Procrustes based closed-form solution to the point-wise weighted rigid-body transformation in asymmetric and symmetric cases

• Published in: Journal of spatial science Vol. 66; no. 3; pp. 445 - 457
• Main Authors: Ligas, Marcin, Prochniewicz, Dominik
• Format: Journal Article
• Language: English
• Published: Taylor & Francis 02.09.2021
• Subjects: errors-in-variables; polar decomposition; Procrustes method; rigid-body transformation
• ISSN: 1449-8596; 1836-5655
• DOI: 10.1080/14498596.2019.1684394

In the paper, we derive Procrustes-based closed-form solutions to the point-wise weighted rigid-body transformation under different adjustment scenarios. We treat both asymmetric and symmetric cases. By asymmetric (or Gauss-Markov) models we mean those in which either a source system or a target system is subject to random errors.
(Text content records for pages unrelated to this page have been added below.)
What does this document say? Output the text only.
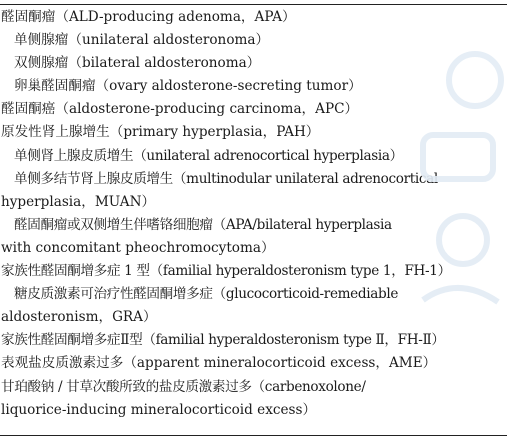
醛固酮瘤（ALD-producing adenoma，APA）
单侧腺瘤（unilateral aldosteronoma）
双侧腺瘤（bilateral aldosteronoma）
卵巢醛固酮瘤（ovary aldosterone-secreting tumor）
醛固酮癌（aldosterone-producing carcinoma，APC）
原发性肾上腺增生（primary hyperplasia，PAH）
单侧肾上腺皮质增生（unilateral adrenocortical hyperplasia）
单侧多结节肾上腺皮质增生（multinodular unilateral adrenocortical
hyperplasia，MUAN）
醛固酮瘤或双侧增生伴嗜铬细胞瘤（APA/bilateral hyperplasia
with concomitant pheochromocytoma）
家族性醛固酮增多症 1 型（familial hyperaldosteronism type 1，FH-1）
糖皮质激素可治疗性醛固酮增多症（glucocorticoid-remediable
aldosteronism，GRA）
家族性醛固酮增多症Ⅱ型（familial hyperaldosteronism type Ⅱ，FH-Ⅱ）
表观盐皮质激素过多（apparent mineralocorticoid excess，AME）
甘珀酸钠 / 甘草次酸所致的盐皮质激素过多（carbenoxolone/
liquorice-inducing mineralocorticoid excess）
On the other hand, by the symmetric model (Gauss-Helmert or errors-in-variables) we mean the one in which points of both coordinate systems are considered erroneous. The solutions are universal in the sense that they fit both 2D and 3D transformation cases without modifications of computational algorithms. Presented results are also attractive because the solutions require neither linearisation nor iteration.